Yes, I think that's a problem. According to this code block:

https://github.com/ESMCI/cime/blob/c4f02062ee6cd0fb1e671513c28eb07582f7d4ed/src/drivers/mct/main/cime_comp_mod.F90#L3054-L3063

it looks like histaux_r2x is hard-wired to just write output every 24 hours. Are you restarting the model every 6 hours? If so, an important point is that these histaux files do not restart properly - so I think what you'd get is r2x files written every 24 hours, but just with averages from the last 6 hours (i.e., since the last restart).

One possible fix would be to write these files every 6 hours rather than every 24 hours. I'm not sure what implications that would have.

kdraeder commented 6 years ago

Thanks @billsacks Each forecast is a 'startup', and I don't anticipate that these files will be needed in a 'restart' context.

The documentation of histaux_r2x says (http://www.cesm.ucar.edu/models/cesm2/component_settings/drv_nml.html) "turns on coupler history stream for instantaneous runoff to coupler fields." If it actually is instantaneous data, then it seem like hour 21 (from my 6 hour forecast) would be just as valid as hour 12 (the default), so my once-per-day data would be good enough.
But if the coupler or the ocean makes an assumption that it is hour 12 data, that would introduce a bias that I probably don't want.

If it actually writes out averaged data, the 6 hour forecast forcing will definitely be biased compared to the 24 hour forecast.

billsacks commented 6 years ago

I'm pretty sure that documentation is wrong, and that histaux_r2x is actually 24-hour-average fields.

kdraeder commented 6 years ago

@klindsay28 confirmed that it writes average files from the forecast: 24-hour if the forecast is that long or longer, or only the length of the forecast, if less than 24 hours. So I'll need/want some sort of fix before using histaux_r2x in a data assimilation context.

If a file is written at the end of every forecast, I can average them once/day. That looks much easier than making the restart of histaux_r2x files work correctly (@billsacks thinks this is broken). The file names would need to have SSSSS added to the date stamp YYYY-MM-DD.

kdraeder commented 6 years ago

@billsacks wrote

One possible fix would be to write these files every 6 hours rather than every 24 hours. I'm not sure what implications that would have.

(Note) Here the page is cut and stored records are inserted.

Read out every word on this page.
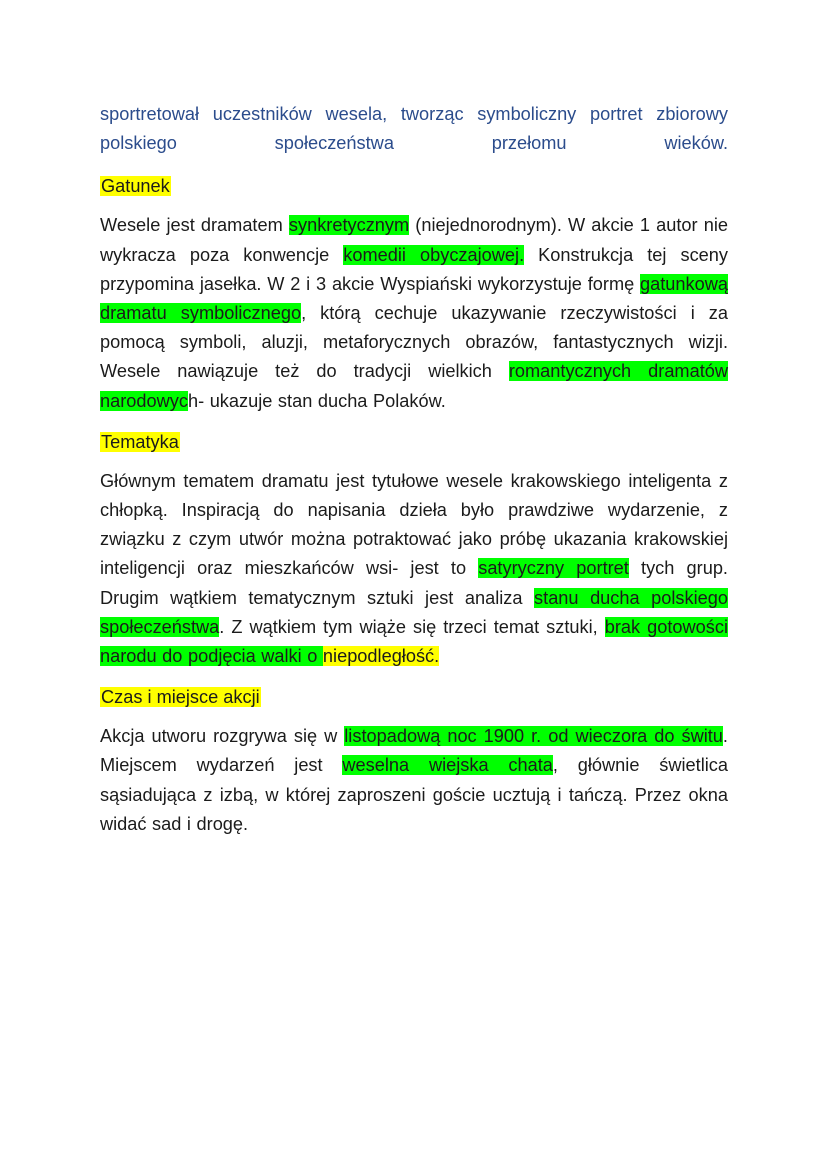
sportretował uczestników wesela, tworząc symboliczny portret zbiorowy polskiego społeczeństwa przełomu wieków.

Gatunek

Wesele jest dramatem synkretycznym (niejednorodnym). W akcie 1 autor nie wykracza poza konwencje komedii obyczajowej. Konstrukcja tej sceny przypomina jasełka. W 2 i 3 akcie Wyspiański wykorzystuje formę gatunkową dramatu symbolicznego, którą cechuje ukazywanie rzeczywistości i za pomocą symboli, aluzji, metaforycznych obrazów, fantastycznych wizji. Wesele nawiązuje też do tradycji wielkich romantycznych dramatów narodowych- ukazuje stan ducha Polaków.

Tematyka

Głównym tematem dramatu jest tytułowe wesele krakowskiego inteligenta z chłopką. Inspiracją do napisania dzieła było prawdziwe wydarzenie, z związku z czym utwór można potraktować jako próbę ukazania krakowskiej inteligencji oraz mieszkańców wsi- jest to satyryczny portret tych grup. Drugim wątkiem tematycznym sztuki jest analiza stanu ducha polskiego społeczeństwa. Z wątkiem tym wiąże się trzeci temat sztuki, brak gotowości narodu do podjęcia walki o niepodległość.

Czas i miejsce akcji

Akcja utworu rozgrywa się w listopadową noc 1900 r. od wieczora do świtu. Miejscem wydarzeń jest weselna wiejska chata, głównie świetlica sąsiadująca z izbą, w której zaproszeni goście ucztują i tańczą. Przez okna widać sad i drogę.
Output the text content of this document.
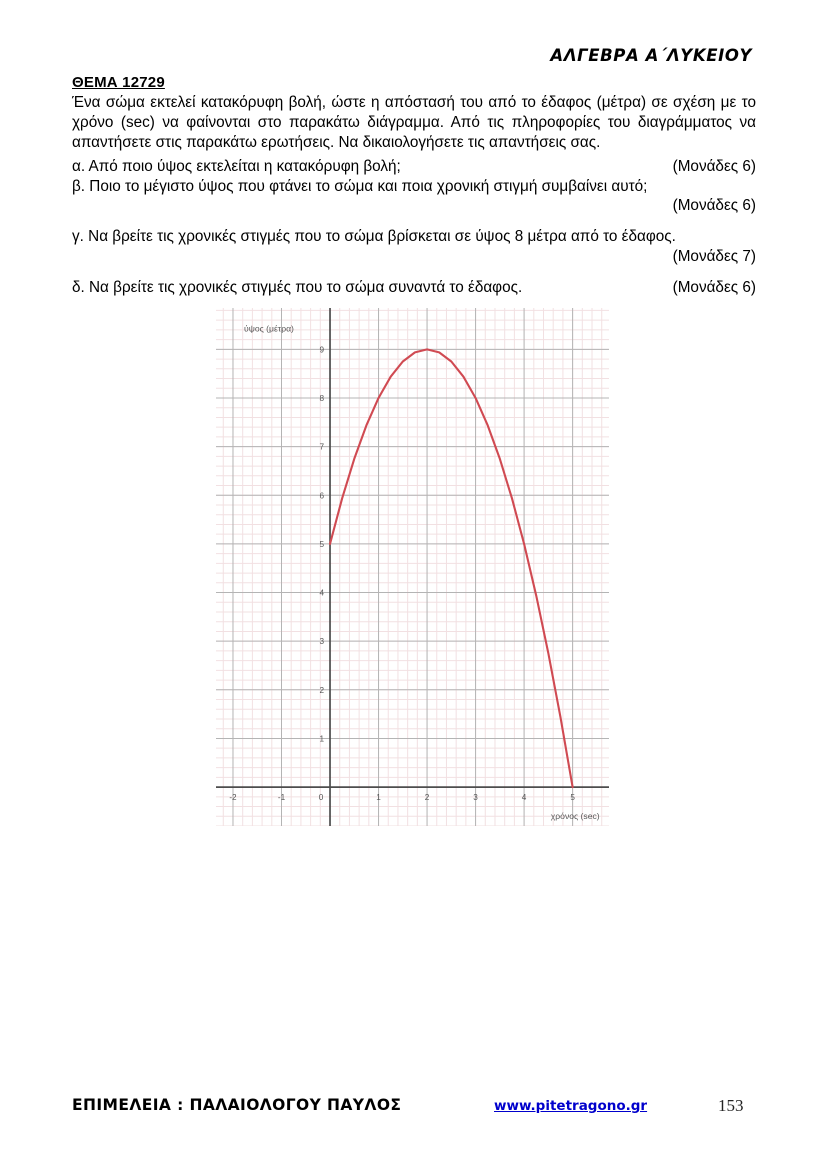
ΑΛΓΕΒΡΑ Α΄ΛΥΚΕΙΟΥ
ΘΕΜΑ 12729

Ένα σώμα εκτελεί κατακόρυφη βολή, ώστε η απόστασή του από το έδαφος (μέτρα) σε σχέση με το χρόνο (sec) να φαίνονται στο παρακάτω διάγραμμα. Από τις πληροφορίες του διαγράμματος να απαντήσετε στις παρακάτω ερωτήσεις. Να δικαιολογήσετε τις απαντήσεις σας.

α. Από ποιο ύψος εκτελείται η κατακόρυφη βολή;	(Μονάδες 6)
β. Ποιο το μέγιστο ύψος που φτάνει το σώμα και ποια χρονική στιγμή συμβαίνει αυτό;
(Μονάδες 6)
γ. Να βρείτε τις χρονικές στιγμές που το σώμα βρίσκεται σε ύψος 8 μέτρα από το έδαφος.
(Μονάδες 7)
δ. Να βρείτε τις χρονικές στιγμές που το σώμα συναντά το έδαφος.	(Μονάδες 6)
-2	-1	0	1	2	3	4	5
1
2
3
4
5
6
7
8
9
ύψος (μέτρα)
χρόνος (sec)
ΕΠΙΜΕΛΕΙΑ : ΠΑΛΑΙΟΛΟΓΟΥ ΠΑΥΛΟΣ	www.pitetragono.gr	153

I tested replacing write_now=t24hr_alarm with write_now=t6hr_alarm in the src.drv/cime_comp_mod.F90 call to seq_hist_writeaux(...'r2x'...). It wrote a file every 6 hours, as hoped. I had to change the file names to include seconds. So what seems to be needed here is a way to set write_now = min(forecast_length,24_hours). It might take me a lot of digging to figure out how to access the forecast length in this module, so I'm hoping that someone can at least point me to the right variable(s) and mechanism for importing them.

I don't have permission to assign this issue to anyone, or give it labels, so it would be great if someone would do that.

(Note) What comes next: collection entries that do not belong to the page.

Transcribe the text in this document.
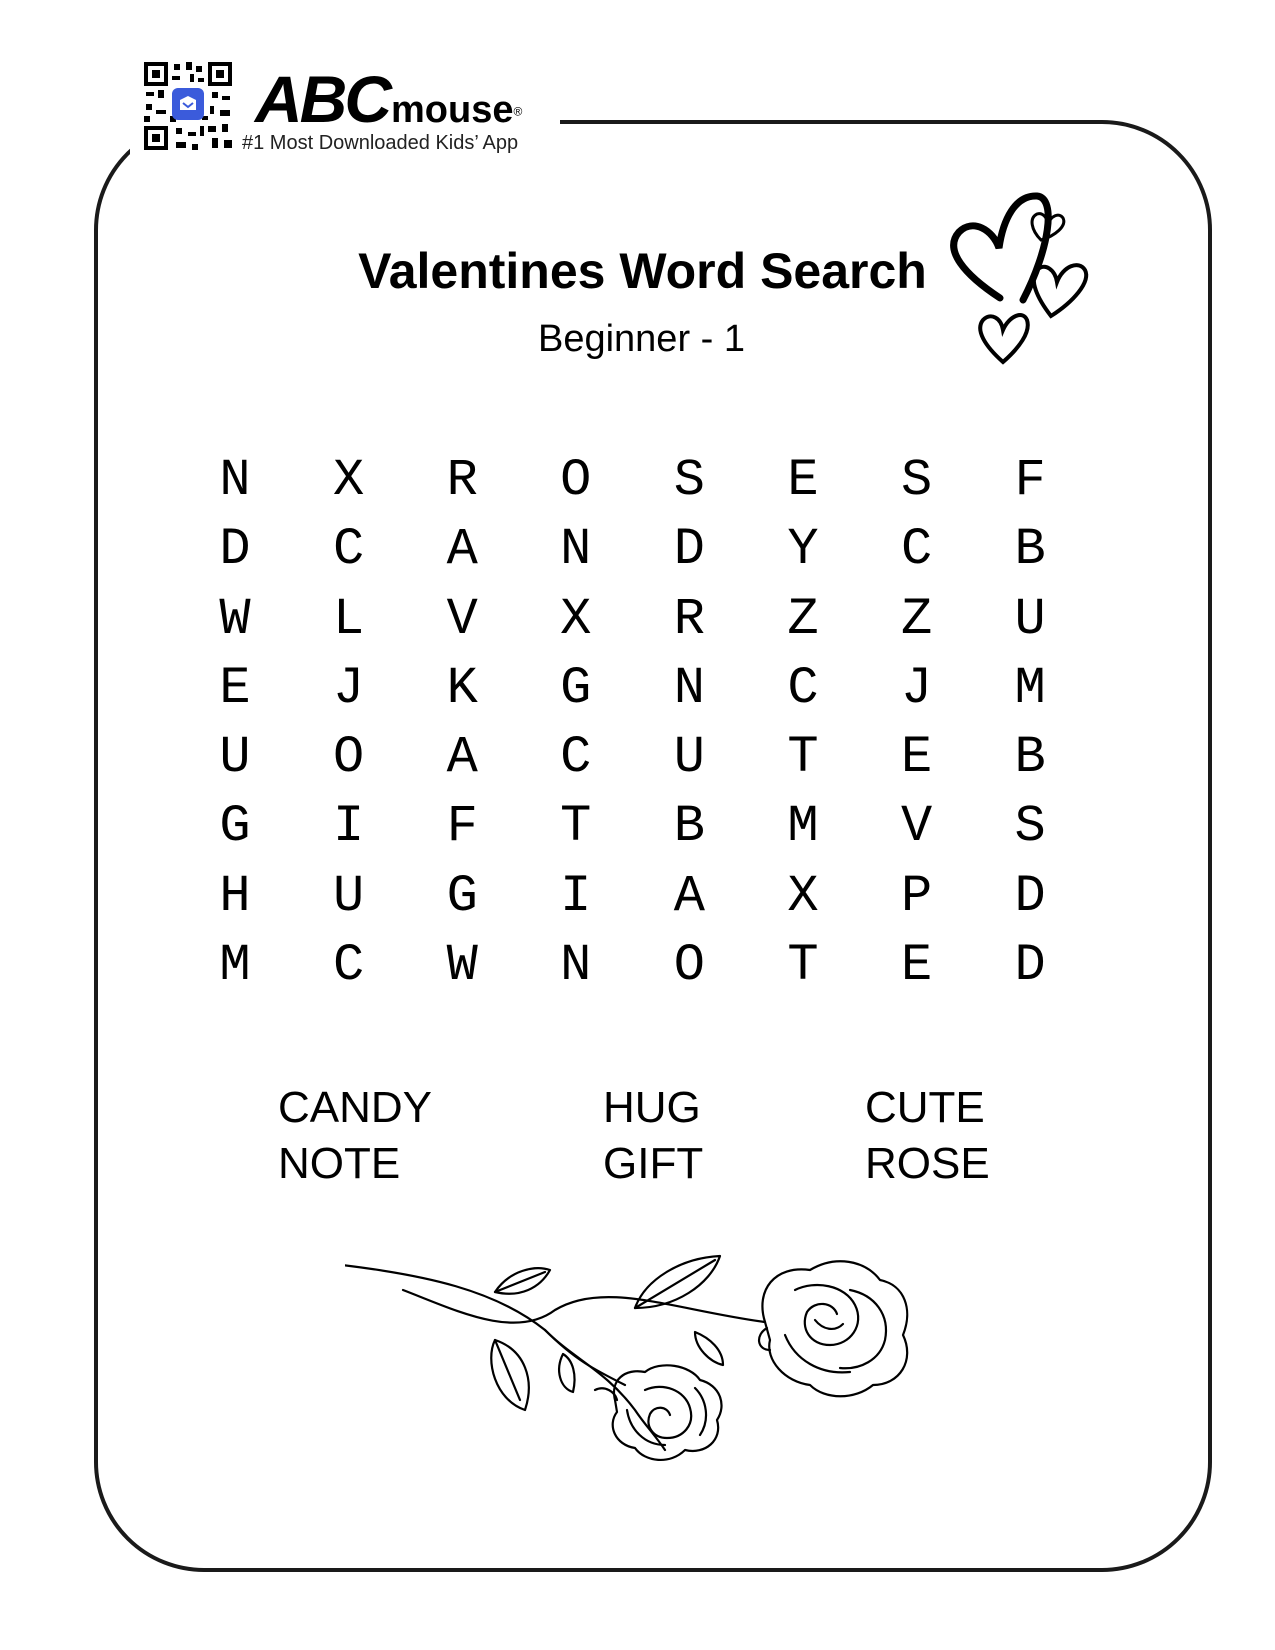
ABCmouse®
#1 Most Downloaded Kids’ App
Valentines Word Search
Beginner - 1
N	X	R	O	S	E	S	F
D	C	A	N	D	Y	C	B
W	L	V	X	R	Z	Z	U
E	J	K	G	N	C	J	M
U	O	A	C	U	T	E	B
G	I	F	T	B	M	V	S
H	U	G	I	A	X	P	D
M	C	W	N	O	T	E	D
CANDY	HUG	CUTE
NOTE	GIFT	ROSE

Should I open a new issue about the frequency of r2x history writes?

In CIME or ESCOMP?

Does this look possible by the CESM2_1 tag/release?

Thanks, Kevin

billsacks commented 6 years ago

@kdraeder what you're asking for feels like it warrants a CIME issue. I can't address whether this is feasible for CESM2.1, but maybe @mvertens or @jedwards4b could.

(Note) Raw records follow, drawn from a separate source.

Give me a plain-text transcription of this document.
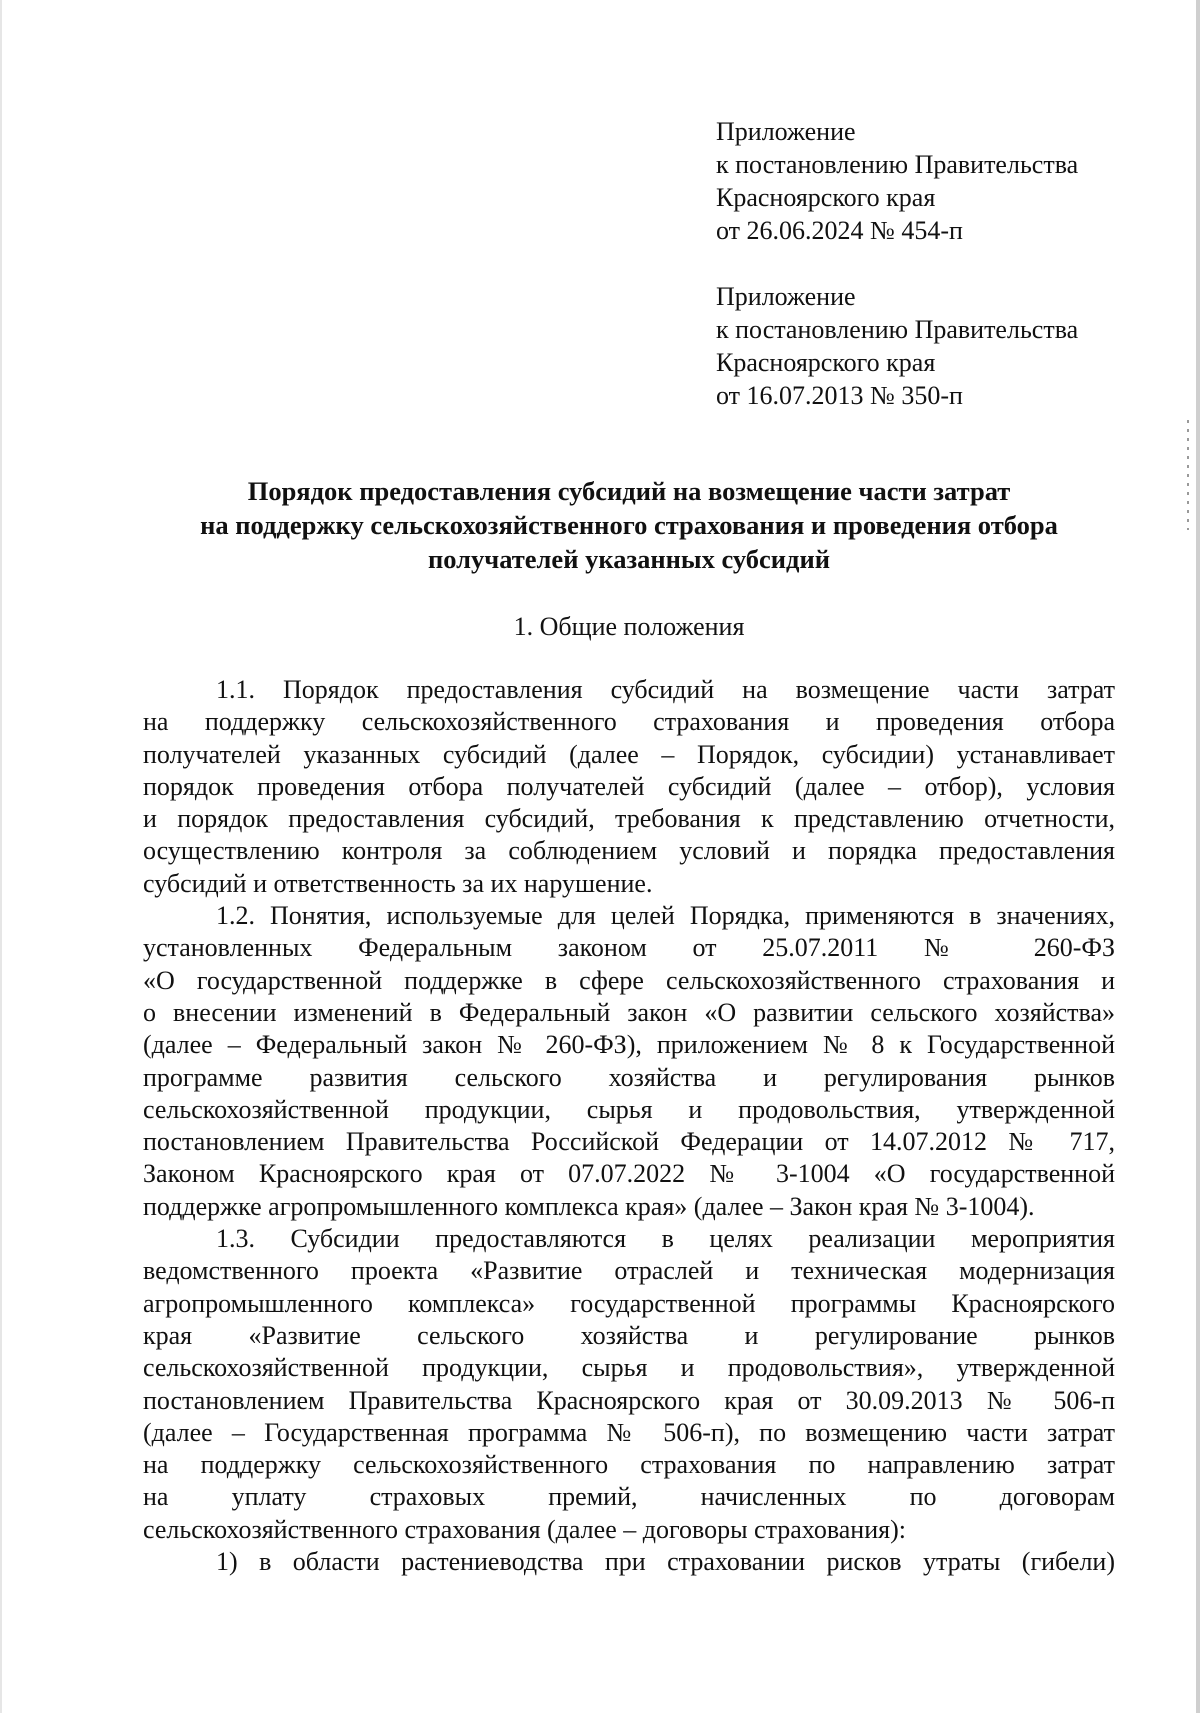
Приложение
к постановлению Правительства
Красноярского края
от 26.06.2024 № 454-п
Приложение
к постановлению Правительства
Красноярского края
от 16.07.2013 № 350-п
Порядок предоставления субсидий на возмещение части затрат
на поддержку сельскохозяйственного страхования и проведения отбора
получателей указанных субсидий
1. Общие положения
1.1. Порядок предоставления субсидий на возмещение части затрат
на поддержку сельскохозяйственного страхования и проведения отбора
получателей указанных субсидий (далее – Порядок, субсидии) устанавливает
порядок проведения отбора получателей субсидий (далее – отбор), условия
и порядок предоставления субсидий, требования к представлению отчетности,
осуществлению контроля за соблюдением условий и порядка предоставления
субсидий и ответственность за их нарушение.
1.2. Понятия, используемые для целей Порядка, применяются в значениях,
установленных Федеральным законом от 25.07.2011 № 260-ФЗ
«О государственной поддержке в сфере сельскохозяйственного страхования и
о внесении изменений в Федеральный закон «О развитии сельского хозяйства»
(далее – Федеральный закон № 260-ФЗ), приложением № 8 к Государственной
программе развития сельского хозяйства и регулирования рынков
сельскохозяйственной продукции, сырья и продовольствия, утвержденной
постановлением Правительства Российской Федерации от 14.07.2012 № 717,
Законом Красноярского края от 07.07.2022 № 3-1004 «О государственной
поддержке агропромышленного комплекса края» (далее – Закон края № 3-1004).
1.3. Субсидии предоставляются в целях реализации мероприятия
ведомственного проекта «Развитие отраслей и техническая модернизация
агропромышленного комплекса» государственной программы Красноярского
края «Развитие сельского хозяйства и регулирование рынков
сельскохозяйственной продукции, сырья и продовольствия», утвержденной
постановлением Правительства Красноярского края от 30.09.2013 № 506-п
(далее – Государственная программа № 506-п), по возмещению части затрат
на поддержку сельскохозяйственного страхования по направлению затрат
на уплату страховых премий, начисленных по договорам
сельскохозяйственного страхования (далее – договоры страхования):
1) в области растениеводства при страховании рисков утраты (гибели)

kdraeder commented 6 years ago

I opened CIME #2831 and provided a fix in CIME #2832. The hr2x files are now written at time-of-day = 00000 and at the end of the forecast, no matter what time it is. The averaging is over whatever time span is in each file; 1 day for all but the last (partial) day, and the partial day for the last file (which could be 24 h).

billsacks commented 6 years ago

Thanks, @kdraeder . I've lost track of what remains in this issue; can this escomp/cesm issue be closed now?

kdraeder commented 6 years ago

There's still inconsistency between the filetype of the cpl.hr2x filenames and the contents, which are averaged. But my understanding is that that will be resolved later in a way that's least disruptive to users. Other than that, the problems I ran into have been resolved. Thanks for all the help!